Last week, AARP doubled-down on its insistence that Social Security and Medicare benefits should be off the table in negotiations to stabilize the nation’s debt. It did so in a letter to members of the deficit reduction “super committee” and in response to a Concord Coalition statement criticizing AARP’s new ad campaign, which warns that 50 million seniors will be heard from on election day if Congress even thinks about touching their benefits or asking them to pay more.
AARP’s further explanations are not encouraging. It continues to insist that Social Security poses little, if any, budgetary challenge because of an ample trust fund surplus and that cutting unspecified “waste” in Medicare can avoid hard choices on benefits and cost-sharing. AARP’s response to Concord’s statement:
The natural outcome of AARP’s position is continued, if not intensified, political gridlock. The politics of deficit reduction are hard enough without interest groups building walls around favored items. Exemptions sow resentments, destroying the needed sense of shared sacrifice.
Should military veterans accept a cut in their benefits when Social Security can’t be touched? Should taxes on workers be raised or programs for children cut when seniors keep their 75 percent subsidy for physician services and pharmaceuticals? This political dilemma was recognized by two bipartisan fiscal commissions last year that recommended broad changes across all segments of the budget.

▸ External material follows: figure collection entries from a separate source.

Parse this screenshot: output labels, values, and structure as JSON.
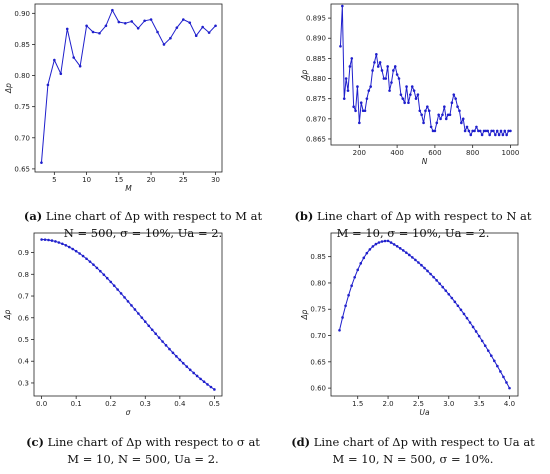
{
  "chart_data": [
    {
      "type": "line",
      "panel": "a",
      "xlabel": "M",
      "ylabel": "Δp",
      "xlim": [
        2,
        31
      ],
      "ylim": [
        0.645,
        0.915
      ],
      "xticks": [
        5,
        10,
        15,
        20,
        25,
        30
      ],
      "yticks": [
        0.65,
        0.7,
        0.75,
        0.8,
        0.85,
        0.9
      ],
      "ytick_decimals": 2,
      "grid": false,
      "color": "#1f1fcc",
      "marker": true,
      "x": [
        3,
        4,
        5,
        6,
        7,
        8,
        9,
        10,
        11,
        12,
        13,
        14,
        15,
        16,
        17,
        18,
        19,
        20,
        21,
        22,
        23,
        24,
        25,
        26,
        27,
        28,
        29,
        30
      ],
      "y": [
        0.66,
        0.785,
        0.825,
        0.803,
        0.875,
        0.829,
        0.815,
        0.88,
        0.87,
        0.868,
        0.88,
        0.905,
        0.886,
        0.884,
        0.887,
        0.876,
        0.888,
        0.89,
        0.87,
        0.85,
        0.86,
        0.877,
        0.89,
        0.885,
        0.864,
        0.878,
        0.869,
        0.88
      ],
      "caption": {
        "label": "(a)",
        "line1": "Line chart of Δp with respect to M at",
        "line2": "N = 500, σ = 10%, Ua = 2."
      }
    },
    {
      "type": "line",
      "panel": "b",
      "xlabel": "N",
      "ylabel": "Δp",
      "xlim": [
        50,
        1040
      ],
      "ylim": [
        0.8635,
        0.8985
      ],
      "xticks": [
        200,
        400,
        600,
        800,
        1000
      ],
      "yticks": [
        0.865,
        0.87,
        0.875,
        0.88,
        0.885,
        0.89,
        0.895
      ],
      "ytick_decimals": 3,
      "grid": false,
      "color": "#1f1fcc",
      "marker": true,
      "x": [
        100,
        110,
        120,
        130,
        140,
        150,
        160,
        170,
        180,
        190,
        200,
        210,
        220,
        230,
        240,
        250,
        260,
        270,
        280,
        290,
        300,
        310,
        320,
        330,
        340,
        350,
        360,
        370,
        380,
        390,
        400,
        410,
        420,
        430,
        440,
        450,
        460,
        470,
        480,
        490,
        500,
        510,
        520,
        530,
        540,
        550,
        560,
        570,
        580,
        590,
        600,
        610,
        620,
        630,
        640,
        650,
        660,
        670,
        680,
        690,
        700,
        710,
        720,
        730,
        740,
        750,
        760,
        770,
        780,
        790,
        800,
        810,
        820,
        830,
        840,
        850,
        860,
        870,
        880,
        890,
        900,
        910,
        920,
        930,
        940,
        950,
        960,
        970,
        980,
        990,
        1000
      ],
      "y": [
        0.888,
        0.898,
        0.875,
        0.88,
        0.877,
        0.883,
        0.885,
        0.873,
        0.872,
        0.878,
        0.869,
        0.874,
        0.872,
        0.872,
        0.875,
        0.877,
        0.878,
        0.882,
        0.884,
        0.886,
        0.883,
        0.884,
        0.882,
        0.88,
        0.88,
        0.883,
        0.877,
        0.879,
        0.882,
        0.883,
        0.881,
        0.88,
        0.876,
        0.875,
        0.874,
        0.878,
        0.874,
        0.876,
        0.878,
        0.877,
        0.875,
        0.876,
        0.872,
        0.871,
        0.869,
        0.872,
        0.873,
        0.872,
        0.868,
        0.867,
        0.867,
        0.869,
        0.871,
        0.87,
        0.871,
        0.873,
        0.87,
        0.871,
        0.871,
        0.874,
        0.876,
        0.875,
        0.873,
        0.872,
        0.869,
        0.87,
        0.867,
        0.868,
        0.867,
        0.866,
        0.867,
        0.867,
        0.868,
        0.867,
        0.867,
        0.866,
        0.867,
        0.867,
        0.867,
        0.866,
        0.867,
        0.867,
        0.866,
        0.867,
        0.866,
        0.867,
        0.866,
        0.867,
        0.866,
        0.867,
        0.867
      ],
      "caption": {
        "label": "(b)",
        "line1": "Line chart of Δp with respect to N at",
        "line2": "M = 10, σ = 10%, Ua = 2."
      }
    },
    {
      "type": "line",
      "panel": "c",
      "xlabel": "σ",
      "ylabel": "Δp",
      "xlim": [
        -0.022,
        0.522
      ],
      "ylim": [
        0.24,
        0.99
      ],
      "xticks": [
        0.0,
        0.1,
        0.2,
        0.3,
        0.4,
        0.5
      ],
      "yticks": [
        0.3,
        0.4,
        0.5,
        0.6,
        0.7,
        0.8,
        0.9
      ],
      "xtick_decimals": 1,
      "ytick_decimals": 1,
      "grid": false,
      "color": "#1f1fcc",
      "marker": true,
      "generator": "gaussian_decay",
      "x_start": 0.0,
      "x_end": 0.5,
      "n_points": 51,
      "y_start": 0.96,
      "y_end": 0.27,
      "caption": {
        "label": "(c)",
        "line1": "Line chart of Δp with respect to σ at",
        "line2": "M = 10, N = 500, Ua = 2."
      }
    },
    {
      "type": "line",
      "panel": "d",
      "xlabel": "Ua",
      "ylabel": "Δp",
      "xlim": [
        1.06,
        4.14
      ],
      "ylim": [
        0.585,
        0.895
      ],
      "xticks": [
        1.5,
        2.0,
        2.5,
        3.0,
        3.5,
        4.0
      ],
      "yticks": [
        0.6,
        0.65,
        0.7,
        0.75,
        0.8,
        0.85
      ],
      "xtick_decimals": 1,
      "ytick_decimals": 2,
      "grid": false,
      "color": "#1f1fcc",
      "marker": true,
      "generator": "peak_curve",
      "x_start": 1.2,
      "x_end": 4.0,
      "n_points": 57,
      "peak_x": 2.0,
      "peak_y": 0.88,
      "y_start": 0.71,
      "y_end": 0.6,
      "caption": {
        "label": "(d)",
        "line1": "Line chart of Δp with respect to Ua at",
        "line2": "M = 10, N = 500, σ = 10%."
      }
    }
  ]
}
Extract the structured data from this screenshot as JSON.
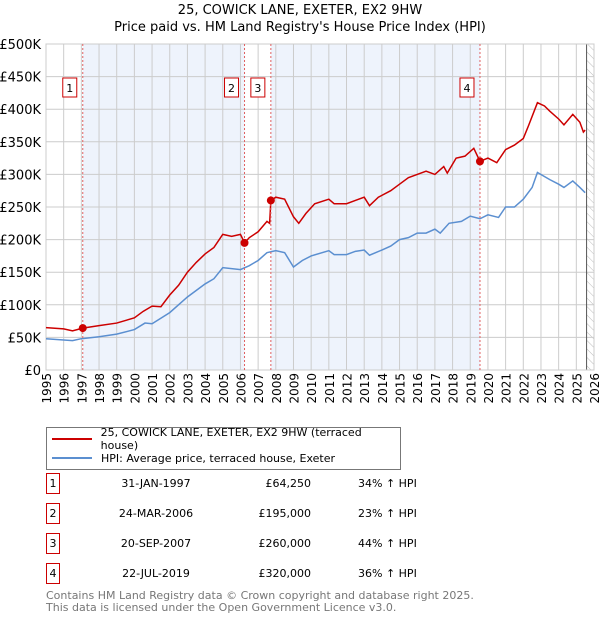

Moreover, ominously, AARP’s refusal to have its members bear any of the sacrifices needed to solve our fiscal problems pits generations against one another and risks the broad support Social Security and Medicare have enjoyed. Social insurance programs critically depend on everyone's approval and trust. They form an implied generational compact in which each generation's welfare depends directly upon the willingness of the next generation to participate. If the next generation grows disaffected, the survival of the system is thrown into question.
The issue is not whether Social Security and Medicare are good programs. They are. The issue is whether they are sustainable over the long term in their present form. They aren’t.
Social Security and Medicare already comprise 33 percent of the budget. In the years ahead, an aging population will greatly expand the number of beneficiaries for both programs, while rising health care costs will increase the cost per beneficiary for Medicare. Both factors will put heavy pressure on the budget. This conclusion is not one cooked up by The Concord Coalition. The CBO, the Government Accountability Office (GAO) and the programs’ own trustees under Democratic and Republican administrations have all warned of huge imbalances in the years ahead.
Neither program can pay promised benefits without a large and growing dose of general revenue from the Treasury. This puts them in competition with other spending priorities. AARP’s position, which seems to represent a new hard-line approach, is that there should be no competition at all…senior benefits must always win. This would inevitably mean deep cuts in all other federal spending, large tax increases, or unsustainable levels of borrowing. It is an untenable position.
To bring deficits and debt under control, policymakers will ultimately need to reduce projected spending to levels that can be supported with plausible levels of taxes and debt. Given their size and projected growth, any strategy for fiscal sustainability will require reform of Medicare and Social Security. This will require difficult choices regarding who should receive what level of benefits, and how those benefits should be delivered.
To be clear, AARP is not the only organization in Washington that has taken a hard line against changes affecting its interests. Anti-tax advocates, in particular, have made a point of insisting that there must be no net tax increase. That, however, is little comfort and simply underscores AARP’s lost opportunity for leadership. Unfortunately, the nation’s leading advocate for seniors is not ready to have an “adult conversation” about Social Security and Medicare.